The Year Dolly Parton Was My Mom | |
Director: | Tara Johns |
Producer: | Barbara Shrier |
Screenplay: | Tara Johns |
Starring: | Macha Grenon Gil Bellows Julia Sarah Stone |
Cinematography: | Claudine Sauvé |
Editing: | Jean-François Bergeron |
Music: | Luc Sicard |
Studio: | Palomar Buffalo Gal Pictures |
Distributor: | Mongrel Media |
Runtime: | 95 minutes |
Country: | Canada |
Language: | English |
The Year Dolly Parton Was My Mom is a 2011 Canadian coming-of-age film written and directed by Tara Johns and starring Macha Grenon, Gil Bellows and Julia Sarah Stone. Dolly Parton provides a voice cameo.[1] [2] [3]
Elizabeth lives in Winnipeg, Manitoba in 1976. She is nearly 12, which Marion, her mother, points out "makes you still 11". Elizabeth and her friend Annabelle are looking forward to their bodies maturing, including the possibility that they might get "big boobs" like Dolly Parton.

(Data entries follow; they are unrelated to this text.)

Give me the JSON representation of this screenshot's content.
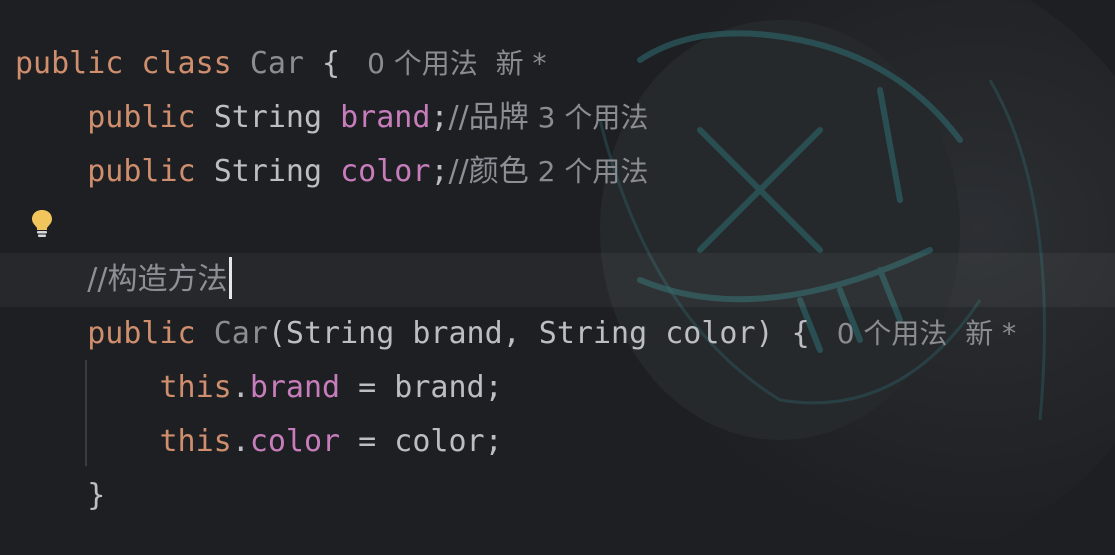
{
  "editor": {
    "lines": [
      {
        "tokens": [
          {
            "t": "public class ",
            "k": "kw"
          },
          {
            "t": "Car",
            "k": "cls"
          },
          {
            "t": " { ",
            "k": "plain"
          }
        ],
        "hint": "0 个用法  新 *"
      },
      {
        "tokens": [
          {
            "t": "    public ",
            "k": "kw"
          },
          {
            "t": "String ",
            "k": "plain"
          },
          {
            "t": "brand",
            "k": "field"
          },
          {
            "t": ";",
            "k": "plain"
          },
          {
            "t": "//品牌",
            "k": "cmt"
          }
        ],
        "hint": "3 个用法"
      },
      {
        "tokens": [
          {
            "t": "    public ",
            "k": "kw"
          },
          {
            "t": "String ",
            "k": "plain"
          },
          {
            "t": "color",
            "k": "field"
          },
          {
            "t": ";",
            "k": "plain"
          },
          {
            "t": "//颜色",
            "k": "cmt"
          }
        ],
        "hint": "2 个用法"
      },
      {
        "tokens": [],
        "hint": ""
      },
      {
        "tokens": [
          {
            "t": "    ",
            "k": "plain"
          },
          {
            "t": "//构造方法",
            "k": "cmt"
          }
        ],
        "hint": "",
        "current": true
      },
      {
        "tokens": [
          {
            "t": "    public ",
            "k": "kw"
          },
          {
            "t": "Car",
            "k": "cls"
          },
          {
            "t": "(String brand, String color) { ",
            "k": "plain"
          }
        ],
        "hint": "0 个用法  新 *"
      },
      {
        "tokens": [
          {
            "t": "        this",
            "k": "kw"
          },
          {
            "t": ".",
            "k": "plain"
          },
          {
            "t": "brand",
            "k": "field"
          },
          {
            "t": " = brand;",
            "k": "plain"
          }
        ],
        "hint": ""
      },
      {
        "tokens": [
          {
            "t": "        this",
            "k": "kw"
          },
          {
            "t": ".",
            "k": "plain"
          },
          {
            "t": "color",
            "k": "field"
          },
          {
            "t": " = color;",
            "k": "plain"
          }
        ],
        "hint": ""
      },
      {
        "tokens": [
          {
            "t": "    }",
            "k": "plain"
          }
        ],
        "hint": ""
      }
    ],
    "gutter_icon": "lightbulb-icon",
    "colors": {
      "background": "#1e1f22",
      "keyword": "#cf8e6d",
      "field": "#c77dbb",
      "class_name": "#8b8d92",
      "text": "#bcbec4",
      "comment": "#8c8f95",
      "inlay_hint": "#8a8c91",
      "bulb": "#f2c55c"
    }
  }
}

Her father, Phil, answers her questions about the family's blood types for a school project. When the project is reviewed in her science class, it reveals that her blood type means that she is not her parents' natural child. She is angry and hurt, and dreams of the possibility of Dolly being her real mother.
Annabelle's mother, Stella, who is active in the woman's movement, admires Dolly as a strong independent businesswoman, adding to Elizabeth's fantasy.
Elizabeth tries to ride her bike to a Dolly concert in Minneapolis, but is stopped hours later at the Emerson border. Marion drives to get her, and the two form a stronger connection over the next two days as Marion takes her to Minneapolis to meet Dolly.
On review aggregator website Rotten Tomatoes, the film holds a 40% approval rating, based on 5 reviews with an average rating of 5.30/10.[4]
Bruce DeMara of Toronto Star said that "The Year My Mom Was Dolly Parton relies on a good but not great script, well-drawn characters and performances and a pleasant, fuzzy sense of a simpler time".[5]
Liam Lacey of The Globe and Mail wrote: "An ingratiating but overly contrived Canadian coming-of-age tale".[6]
In December 2019 the film was released online on the Canada Media Fund’s Encore + YouTube channel.